Por qué importa: El sector empresarial reconoce oportunidades claras en el país, pero advierte que el riesgo operativo sigue siendo alto debido a problemas estructurales que condicionan las decisiones de inversión.
- Para los inversionistas, la confianza no se construye en eventos sino en el tiempo, y depende menos de los anuncios de políticas que de su implementación sostenida.
Panorama general: El foro realizado entre el 11 y 14 de abril reunió a más de 120 cámaras empresariales y abrió espacios de negocios, proyectando una imagen de apertura comercial.
- Bolivia ofrece recursos naturales estratégicos como litio, hidrocarburos y agroindustria, además de una ubicación regional clave para exportaciones.
- Cochabamba busca convertirse en un polo de servicios, especialmente en salud privada y educación superior, con más de 17 universidades privadas y creciente infraestructura clínica.
- Se espera una “Declaración de Cochabamba” que busca consolidar compromisos en integración económica y clima de inversión.
Los números: Las cifras reflejan tanto el potencial como las dificultades del entorno económico boliviano.
- La inflación acumulada en 2025 alcanzó el 5,53%, presionando los costos empresariales.
- Cochabamba proyecta un decrecimiento cercano al -0,5%, con caídas en manufactura y transporte.

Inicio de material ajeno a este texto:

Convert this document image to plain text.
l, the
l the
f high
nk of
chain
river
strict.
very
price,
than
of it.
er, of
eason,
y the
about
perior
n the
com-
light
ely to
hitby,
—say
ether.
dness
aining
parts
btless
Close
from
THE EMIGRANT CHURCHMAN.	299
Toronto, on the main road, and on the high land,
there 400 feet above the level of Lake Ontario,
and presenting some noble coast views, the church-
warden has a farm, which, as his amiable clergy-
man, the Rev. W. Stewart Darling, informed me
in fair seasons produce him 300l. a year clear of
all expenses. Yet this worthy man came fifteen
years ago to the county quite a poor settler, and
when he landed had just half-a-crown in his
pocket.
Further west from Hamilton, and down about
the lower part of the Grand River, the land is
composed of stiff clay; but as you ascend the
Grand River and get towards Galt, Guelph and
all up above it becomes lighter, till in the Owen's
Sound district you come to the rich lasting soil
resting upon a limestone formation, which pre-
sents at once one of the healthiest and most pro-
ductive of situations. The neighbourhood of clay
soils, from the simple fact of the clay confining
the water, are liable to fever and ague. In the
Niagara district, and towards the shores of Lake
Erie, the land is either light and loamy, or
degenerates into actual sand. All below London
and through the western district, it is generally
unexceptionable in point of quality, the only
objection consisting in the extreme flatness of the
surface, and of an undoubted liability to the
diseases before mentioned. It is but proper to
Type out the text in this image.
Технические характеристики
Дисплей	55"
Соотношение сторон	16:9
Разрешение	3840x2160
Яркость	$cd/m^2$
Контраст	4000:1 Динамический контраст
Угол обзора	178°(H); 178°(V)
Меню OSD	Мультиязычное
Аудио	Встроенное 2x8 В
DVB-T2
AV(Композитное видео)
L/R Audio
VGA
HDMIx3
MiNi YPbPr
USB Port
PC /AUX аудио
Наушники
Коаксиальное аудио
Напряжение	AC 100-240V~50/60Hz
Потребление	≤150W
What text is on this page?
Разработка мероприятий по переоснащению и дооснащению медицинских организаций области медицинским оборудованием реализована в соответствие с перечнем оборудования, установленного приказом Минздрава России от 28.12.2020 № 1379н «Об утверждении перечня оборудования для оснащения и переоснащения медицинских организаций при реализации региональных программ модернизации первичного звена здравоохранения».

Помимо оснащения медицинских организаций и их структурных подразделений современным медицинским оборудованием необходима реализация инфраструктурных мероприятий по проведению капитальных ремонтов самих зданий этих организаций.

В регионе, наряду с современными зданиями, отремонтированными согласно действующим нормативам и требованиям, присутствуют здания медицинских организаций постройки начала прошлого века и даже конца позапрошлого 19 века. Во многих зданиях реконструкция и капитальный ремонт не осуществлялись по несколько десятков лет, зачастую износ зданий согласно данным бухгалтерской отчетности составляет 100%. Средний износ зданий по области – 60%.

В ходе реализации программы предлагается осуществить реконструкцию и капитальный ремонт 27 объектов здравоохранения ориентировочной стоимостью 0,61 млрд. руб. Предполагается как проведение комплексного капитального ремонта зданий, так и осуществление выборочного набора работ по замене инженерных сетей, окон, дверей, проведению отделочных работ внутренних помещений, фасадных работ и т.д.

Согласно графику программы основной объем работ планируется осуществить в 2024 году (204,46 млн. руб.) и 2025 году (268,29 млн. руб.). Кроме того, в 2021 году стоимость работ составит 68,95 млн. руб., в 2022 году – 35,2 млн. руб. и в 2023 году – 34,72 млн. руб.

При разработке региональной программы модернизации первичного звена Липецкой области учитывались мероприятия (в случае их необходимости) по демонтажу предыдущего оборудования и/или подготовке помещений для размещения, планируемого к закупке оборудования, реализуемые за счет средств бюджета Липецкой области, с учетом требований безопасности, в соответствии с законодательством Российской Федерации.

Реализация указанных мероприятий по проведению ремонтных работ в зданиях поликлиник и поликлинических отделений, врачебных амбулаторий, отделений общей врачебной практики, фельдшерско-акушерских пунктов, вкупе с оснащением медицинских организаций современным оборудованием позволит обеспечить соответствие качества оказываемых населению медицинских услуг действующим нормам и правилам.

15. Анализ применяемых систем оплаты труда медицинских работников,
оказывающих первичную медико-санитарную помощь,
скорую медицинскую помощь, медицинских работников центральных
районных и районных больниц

- Los sectores de agroindustria, energías renovables, minería, turismo, salud y educación concentran históricamente cerca del 80% de la inversión extranjera en el país.
Sí, pero: Las preocupaciones del empresariado persisten a pesar de las señales de mayor estabilidad en 2026 respecto a 2025.
- La inestabilidad en el abastecimiento de combustibles, la brecha cambiaria y las dificultades para acceder a divisas siguen siendo obstáculos.
- Los trámites y licencias continúan representando barreras estructurales para la inversión.
- Bolivia arrastra un antecedente complejo: su salida de mecanismos internacionales de arbitraje generó desconfianza y contribuyó a la pérdida de inversiones.
Entre líneas: El retorno de Bolivia a espacios vinculados al arbitraje comercial internacional funciona como una señal hacia afuera de que existen mecanismos para resolver conflictos y proteger inversiones.
- Para los inversionistas, la seguridad jurídica es tan importante como cualquier incentivo fiscal, lo que explica la relevancia del encuentro con la CIAC.
La conclusión: El momento actual de Bolivia se resume en lo que el sector empresarial describe como “optimismo cauteloso”: hay mayor apertura al diálogo, incentivos a la inversión y retorno a espacios internacionales, pero ningún foro puede compensar problemas estructurales como inseguridad jurídica, inestabilidad económica o falta de acceso a divisas.